N° 3313 - Proposition de loi de M. Jean-Luc Warsmann visant à faciliter l'accès au crédit et à mieux protéger les consommateurs



 

N° 3313

ASSEMBLÉE NATIONALE

CONSTITUTION DU 4 OCTOBRE 1958

DOUZIÈME LÉGISLATURE

Enregistré à la Présidence de l’Assemblée nationale le 19 septembre 2006.

PROPOSITION DE LOI

visant à faciliter l’accès au crédit
et à
mieux protéger les consommateurs,

(Renvoyée à la commission des affaires économiques, de l’environnement et du territoire,
à défaut de constitution d’une commission spéciale dans les délais
prévus par les articles 30 et 31 du Règlement.)

PRÉSENTÉE

par M. Jean-Luc WARSMANN

Député.

EXPOSÉ DES MOTIFS

Mesdames, Messieurs,

Le crédit à la consommation figure à bien des égards, parmi les plus honorables institutions créées en faveur des particuliers. Il est un facteur de développement de l’économie, et s’avère particulièrement utile d’un point de vue social, dans la mesure où il a pour objet de permettre à la plus grande partie de la population, d’évoluer normalement au sein de l’espace économique.

Néanmoins, force est de constater que l’état du droit positif annihile partiellement cette vocation. Lorsqu’ils contractent des crédits à la consommation, les particuliers doivent prendre en compte l’existence d’inconvénients susceptibles d’éclipser, à court ou à long terme, les avantages escomptés.

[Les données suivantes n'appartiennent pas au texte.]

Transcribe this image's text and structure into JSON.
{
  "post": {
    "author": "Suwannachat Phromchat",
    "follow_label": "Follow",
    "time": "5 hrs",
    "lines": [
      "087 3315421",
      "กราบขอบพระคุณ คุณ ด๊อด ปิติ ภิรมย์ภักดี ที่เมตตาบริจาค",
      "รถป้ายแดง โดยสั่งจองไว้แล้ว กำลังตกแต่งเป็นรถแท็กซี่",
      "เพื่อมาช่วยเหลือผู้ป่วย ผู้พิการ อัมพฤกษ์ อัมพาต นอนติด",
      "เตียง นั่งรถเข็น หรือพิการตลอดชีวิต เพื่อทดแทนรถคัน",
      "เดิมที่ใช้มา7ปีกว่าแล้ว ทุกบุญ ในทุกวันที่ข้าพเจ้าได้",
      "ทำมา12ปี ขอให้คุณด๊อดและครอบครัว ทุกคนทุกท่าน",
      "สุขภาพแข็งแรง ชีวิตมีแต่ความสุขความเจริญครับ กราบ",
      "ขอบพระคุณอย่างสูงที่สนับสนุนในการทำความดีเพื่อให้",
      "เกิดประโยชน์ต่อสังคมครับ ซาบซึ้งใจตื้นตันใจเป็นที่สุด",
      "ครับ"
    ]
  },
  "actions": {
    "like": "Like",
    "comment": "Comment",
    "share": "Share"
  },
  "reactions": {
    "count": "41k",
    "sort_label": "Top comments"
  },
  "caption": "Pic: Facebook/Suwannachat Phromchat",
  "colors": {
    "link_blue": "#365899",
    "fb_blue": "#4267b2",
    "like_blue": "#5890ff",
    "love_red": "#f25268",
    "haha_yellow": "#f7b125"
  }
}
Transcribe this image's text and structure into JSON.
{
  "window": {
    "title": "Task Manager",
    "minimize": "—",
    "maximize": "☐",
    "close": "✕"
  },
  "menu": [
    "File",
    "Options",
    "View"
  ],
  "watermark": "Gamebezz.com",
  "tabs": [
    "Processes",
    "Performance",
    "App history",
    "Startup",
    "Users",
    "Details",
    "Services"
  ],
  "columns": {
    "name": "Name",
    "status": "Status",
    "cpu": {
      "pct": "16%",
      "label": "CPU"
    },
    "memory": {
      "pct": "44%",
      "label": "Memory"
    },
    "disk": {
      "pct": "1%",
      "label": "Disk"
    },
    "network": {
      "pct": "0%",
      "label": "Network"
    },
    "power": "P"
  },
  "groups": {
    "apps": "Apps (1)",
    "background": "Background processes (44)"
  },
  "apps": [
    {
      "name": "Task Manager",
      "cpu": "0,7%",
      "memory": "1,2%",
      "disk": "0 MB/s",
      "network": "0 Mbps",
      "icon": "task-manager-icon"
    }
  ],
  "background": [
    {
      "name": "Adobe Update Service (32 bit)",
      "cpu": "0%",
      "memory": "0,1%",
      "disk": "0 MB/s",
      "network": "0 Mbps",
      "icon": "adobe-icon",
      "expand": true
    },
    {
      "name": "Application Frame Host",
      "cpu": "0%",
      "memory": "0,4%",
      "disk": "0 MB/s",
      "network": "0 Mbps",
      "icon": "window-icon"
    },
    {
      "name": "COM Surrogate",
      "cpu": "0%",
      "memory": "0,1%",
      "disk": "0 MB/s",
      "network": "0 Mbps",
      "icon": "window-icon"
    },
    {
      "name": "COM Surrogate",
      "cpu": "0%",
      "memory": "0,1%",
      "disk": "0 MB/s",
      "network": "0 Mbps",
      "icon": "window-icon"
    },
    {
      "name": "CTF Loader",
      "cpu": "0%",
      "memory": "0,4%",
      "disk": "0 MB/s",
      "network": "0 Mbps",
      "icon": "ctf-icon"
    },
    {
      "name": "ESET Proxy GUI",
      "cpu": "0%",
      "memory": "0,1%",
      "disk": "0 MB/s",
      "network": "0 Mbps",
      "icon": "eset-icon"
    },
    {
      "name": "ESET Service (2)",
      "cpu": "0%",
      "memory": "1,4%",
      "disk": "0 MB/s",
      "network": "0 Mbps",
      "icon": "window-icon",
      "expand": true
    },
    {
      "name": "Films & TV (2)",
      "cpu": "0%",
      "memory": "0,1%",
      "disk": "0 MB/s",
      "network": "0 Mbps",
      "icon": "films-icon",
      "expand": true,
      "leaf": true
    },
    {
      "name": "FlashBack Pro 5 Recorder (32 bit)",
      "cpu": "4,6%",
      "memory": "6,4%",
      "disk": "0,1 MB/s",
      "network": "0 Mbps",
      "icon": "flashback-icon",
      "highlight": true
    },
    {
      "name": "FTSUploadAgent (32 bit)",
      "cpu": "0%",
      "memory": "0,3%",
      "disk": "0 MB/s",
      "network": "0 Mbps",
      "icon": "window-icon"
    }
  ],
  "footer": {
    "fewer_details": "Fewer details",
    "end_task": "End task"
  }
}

En amont, il s’agit du droit de timbre applicable à tous les crédits à la consommation, et dont le montant est fonction de la taille du dossier de demande. Sa suppression permettrait de faciliter l’accès aux crédits de tous montants aux particuliers.

En aval, se trouve concerné le surendettement, dont sont victimes, chaque année, plusieurs dizaines de milliers de foyers en France. Or, il s’avère que sur dix dossiers déposés devant les commissions de surendettement, six voient la part d’endettement bancaire ou financier représenter au moins 75 % de la totalité des dettes.

Aussi, pour rendre au crédit à la consommation sa fonction réelle, il apparaît nécessaire de modifier la réglementation actuellement applicable.

Le dispositif légal actuel comprend trois degrés de traitement du surendettement. Chaque degré correspond à une strate législative, et s’insère dans une politique développée à compter de la fin des années 1980. Il s’agit premièrement, des lois des 31 décembre 1989 et 8 février 1995, établissant des mesures « ordinaires » de traitement du surendettement. Il s’agit ensuite, de la loi du 29 juillet 1998, instaurant des mesures « extraordinaires » de traitement. Ces deux degrés concernent les situations qui ne sont pas irrémédiablement compromises. Il s’agit enfin, de la loi d’orientation sur la ville du 1er août 2003, dite « Borloo », qui a institué une procédure de rétablissement personnel (dite de « faillite civile »). Ce dernier degré vise les situations irrémédiablement compromises dans lesquelles le débiteur est de bonne foi. Néanmoins, cet ensemble normatif revêt un caractère essentiellement curatif.

Or en 2004, la France comptait plus d’un million de foyers surendettés, soit 3,8 % des Français, dont plus de la moitié de manière très grave. La même année, 190 000 dossiers étaient déposés par des particuliers, devant les commissions de surendettement. Ce chiffre, confronté aux 64 000 dossiers déposés en 1992, révèle une hausse de l’ordre de 200 % en seulement douze ans.

Cette situation se trouve aggravée par l’évolution de la part du surendettement « passif », c’est-à-dire du surendettement dû à des accidents de la vie. En effet, ceux-ci représentaient en 2001, 63,6 % de l’ensemble des dossiers déposés devant les commissions de surendettement. Ce chiffre a sensiblement évolué en l’espace de trois années, pour atteindre 72,9 % en 2004. À l’inverse, le surendettement dit « actif », c’est-à-dire dû à une mauvaise gestion de l’emprunteur, passait de 36,4 % en 2001 à 27,1 % en 2004, soit une diminution de près de 10 %.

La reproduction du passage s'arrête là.